CLEVELAND — As the curtain rose on the Republican National Convention Monday, enthusiasm among Massachusetts Democrats for presumptive nominee Donald Trump was tempered by lingering doubts about the candidate among some representing the state in Cleveland.

While most of the 42 delegates representing the state have backed Trump from the beginning or come around to the candidate, some remain more reluctant to jump on board with Trump and are looking for signs in the coming days that he can be the candidate they're looking for.

Binding them all, however, appeared to be agreement that Hillary Clinton, who will accept the Democratic nomination in Philadelphia next week, should not become the next president.

"I think we're loyal Republicans. I think we all are motivated by winning and giving the country an alternative to Hillary Clinton and I think our delegation represents our strong totals on Super Tuesday," said Dean Cavaretta, a delegate and state director for the Trump campaign in Massachusetts.

After many took in the fireworks over Lake Erie Sunday night at a welcome party that featured a performance by Three Dog Night, delegates on Monday morning were visited by Kerry Woolard, the general manager of Trump Winery in Charlottesville, Va.

Woolard said Trump, if elected, would be the first president since Thomas Jefferson to own a winery, a 1,300 acre estate whose wines are distributed in Massachusetts by Martignetti Companies.


Wollard also spoke about Trump as a visionary leader who dares to "think big" and challenges his employees to rise to the task. But in response to questions from several delegates about controversial comments Trump has made toward women, she also found herself defending the man for whom she's worked five years.

Wollard said the Trump organization "may be the only company I've ever worked for where being a woman hasn't come into play," and said she has never once been treated disrespectfully.

"This is not because of the campaign. This is not in the last few years thinking maybe of running for president and trying to beef things up. This goes back 30 years," Wollard said of Trump's history of supporting women in the company.

Her comments went over well with the delegation, and jbed with what one elected official who was once skeptical of Trump has come to believe over time about the brash New York businessman.

Rep. Keiko Orrall, who is a credentialed guest at the convention and will take over as Republican national committeewoman from Massachusetts on Friday, once said of Trump that she took "great offense to the things he's said about women and minorities."
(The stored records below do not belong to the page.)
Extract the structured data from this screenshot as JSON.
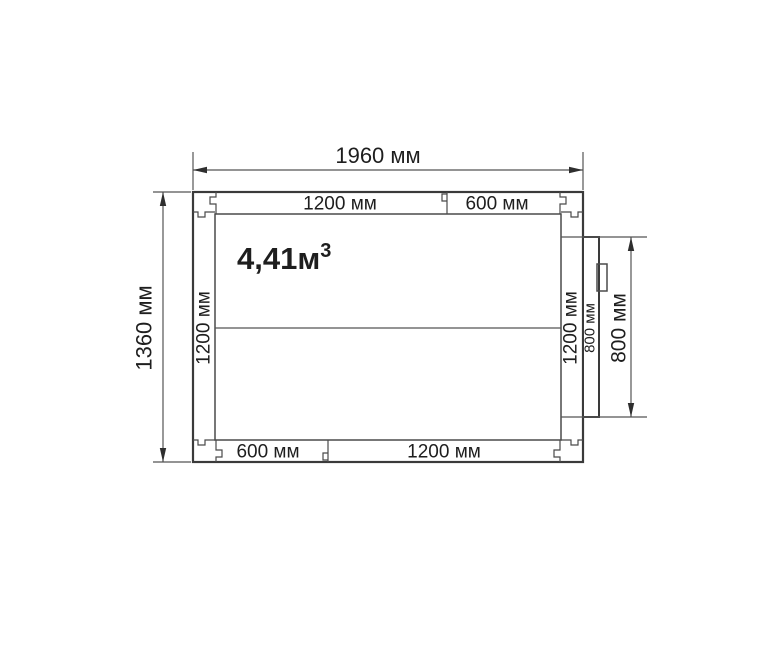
{
  "plan": {
    "volume_label": {
      "main": "4,41м",
      "sup": "3"
    },
    "overall": {
      "width": "1960 мм",
      "height": "1360 мм"
    },
    "door_opening_dim": "800 мм",
    "walls": {
      "top": {
        "panel_a": "1200 мм",
        "panel_b": "600 мм"
      },
      "bottom": {
        "panel_a": "600 мм",
        "panel_b": "1200 мм"
      },
      "left": {
        "panel": "1200 мм"
      },
      "right": {
        "panel": "1200 мм"
      },
      "door": {
        "panel": "800 мм"
      }
    },
    "unit": "мм"
  },
  "style": {
    "background": "#ffffff",
    "line_color": "#3a3a3a",
    "text_color": "#1e1e1e"
  }
}
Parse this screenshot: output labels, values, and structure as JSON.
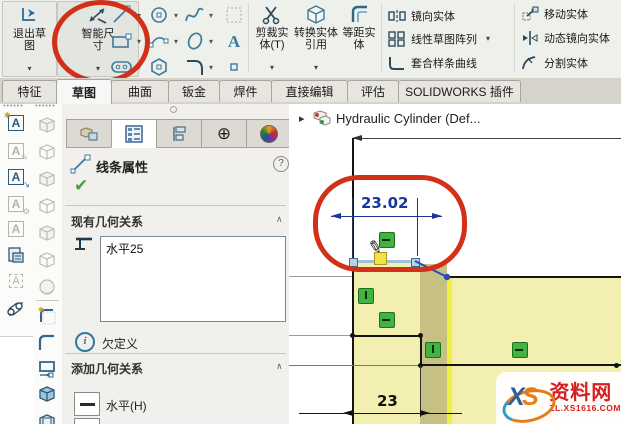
{
  "ribbon": {
    "exit_sketch_label": "退出草图",
    "smart_dim_label": "智能尺寸",
    "trim_label": "剪裁实体(T)",
    "convert_label": "转换实体引用",
    "offset_label": "等距实体",
    "mirror_label": "镜向实体",
    "pattern_label": "线性草图阵列",
    "fit_spline_label": "套合样条曲线",
    "move_label": "移动实体",
    "dyn_mirror_label": "动态镜向实体",
    "split_label": "分割实体",
    "caret": "▾"
  },
  "tabs": {
    "features": "特征",
    "sketch": "草图",
    "surfaces": "曲面",
    "sheet_metal": "钣金",
    "weldments": "焊件",
    "direct_edit": "直接编辑",
    "evaluate": "评估",
    "addins": "SOLIDWORKS 插件"
  },
  "panel": {
    "title": "线条属性",
    "help": "?",
    "check": "✔",
    "existing_relations_header": "现有几何关系",
    "relation_item": "水平25",
    "status": "欠定义",
    "status_i": "i",
    "add_relations_header": "添加几何关系",
    "horizontal_label": "水平(H)",
    "collapse_chevron": "∧",
    "dimxpert_glyph": "⊕"
  },
  "viewport": {
    "tree_item": "Hydraulic Cylinder  (Def...",
    "tree_expand": "▸",
    "dim_selected": "23.02",
    "dim_bottom": "23"
  },
  "watermark": {
    "logo_x": "X",
    "logo_s": "S",
    "name": "资料网",
    "url": "ZL.XS1616.COM"
  },
  "colors": {
    "icon_blue": "#3e7a99",
    "dimension_blue": "#1a35a0",
    "annotation_red": "#d23018",
    "relation_green": "#42b342",
    "sketch_fill_yellow": "#f3efb0"
  }
}
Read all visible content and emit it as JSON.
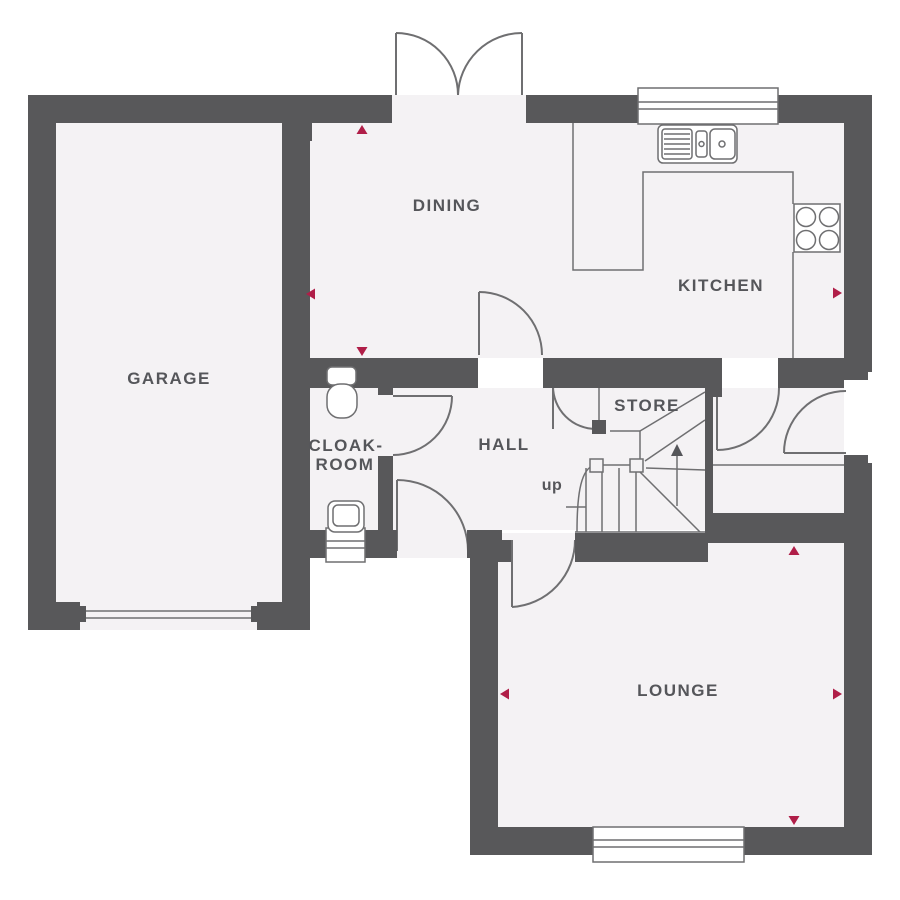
{
  "plan": {
    "type": "residential-ground-floor-plan",
    "colors": {
      "wall": "#58585a",
      "floor": "#f4f2f4",
      "line": "#6f6f71",
      "label": "#55565a",
      "accent": "#b01e48",
      "bg": "#ffffff"
    },
    "rooms": {
      "garage": {
        "label": "GARAGE"
      },
      "dining": {
        "label": "DINING"
      },
      "kitchen": {
        "label": "KITCHEN"
      },
      "cloakroom": {
        "line1": "CLOAK-",
        "line2": "ROOM"
      },
      "hall": {
        "label": "HALL"
      },
      "store": {
        "label": "STORE"
      },
      "lounge": {
        "label": "LOUNGE"
      }
    },
    "stairs": {
      "direction_label": "up"
    },
    "icons": [
      "french-doors-icon",
      "kitchen-sink-icon",
      "hob-icon",
      "window-icon",
      "wc-icon",
      "wash-basin-icon",
      "staircase-icon",
      "garage-door-icon",
      "door-swing-icon",
      "measure-arrow-icon"
    ],
    "measure_arrow_count": 8
  }
}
"I find it unbelievable that he is out in front because he is saying things that are not Republican; they're not Republican values," Orrall told the News Service last August.

Orrall, who supported Florida Sen. Marco Rubio during the primaries, now believes she may have been mistaken about Trump.

"A lot has changed since August of last year. I have come to understand that he's a big personality. That's the way he communicates, but in general I don't believe he's a racist. I don't believe he's against women. I just don't," Orrall said on Monday.

Orrall now supports Trump, in part because of her belief that someone who has been under investigation by the F.B.I. as Clinton has should not become president. "I believe that's the direction that our country wants to head and I believe that he's the person that's going to make America safe again," she said.

Jim Rappaport, a delegate and former chair of the Massachusetts Republican Party, has not been so convinced.

"I'm a firm believer that nobody owes support to a candidate. A candidate has to earn that support and today he hasn't earned my support," Rappaport said on Trump. "I'm open to supporting him because I think Hillary will be so bad for the country, but let me put it this way. An Uber driver said to me a couple weeks ago in California, '350 million people in this country and this is the best we can do?'"

Rappaport, who supported Ohio Gov. John Kasich for the Republican nomination, said he did approve of Trump's selection of Indiana Gov. Mike Pence as a running mate, but will need to see more from Trump if he's to vote for him in November.

"I want to see if he can in fact act presidential. I don't need him to be politically correct because I'm not politically correct but I don't need him to be offensive," Rappaport said.

In many ways, this year's convention has shown how much can change in politics in four years.

Instead of the red-carpet treatment of staying at the same hotel as the nominee — as the Massachusetts delegation did with Mitt Romney in Tampa in 2012 — delegates are staying 17 miles away in Beachwood, Ohio.

The cast has also changed. The delegation this year is a mix of veteran party operatives and first-time activists instead of the cadre of elected officials who turned out in Tampa to help nominate Romney, one of their own.

Ron Kaufman, a top advisor to Romney and Republican national committeeman, told delegates Monday morning that the convention was going to be a "fun party," but neither he nor MassGOP Chairwoman Kirsten Hughes spent much time talking about Trump directly.

Hughes, who is technically a Rubio delegate, but now backs Trump, noted that the theme for the first day of the convention will be "Make America Safe Again.

"It points to the continuous failure of Democrats to make America safe,..." Hughes said. "We know Republicans have the answers on safety."

Kaufman also said the next four days will be an opportunity for the delegates and America to learn more about Trump as a person, remarking how Romney may have won the presidency had the film "Mitt," which was an intimate behind the scenes documentary about Romney, been released before and not after the 2012 election.

"Most of us really don't know who Donald Trump really is," Kaufman said.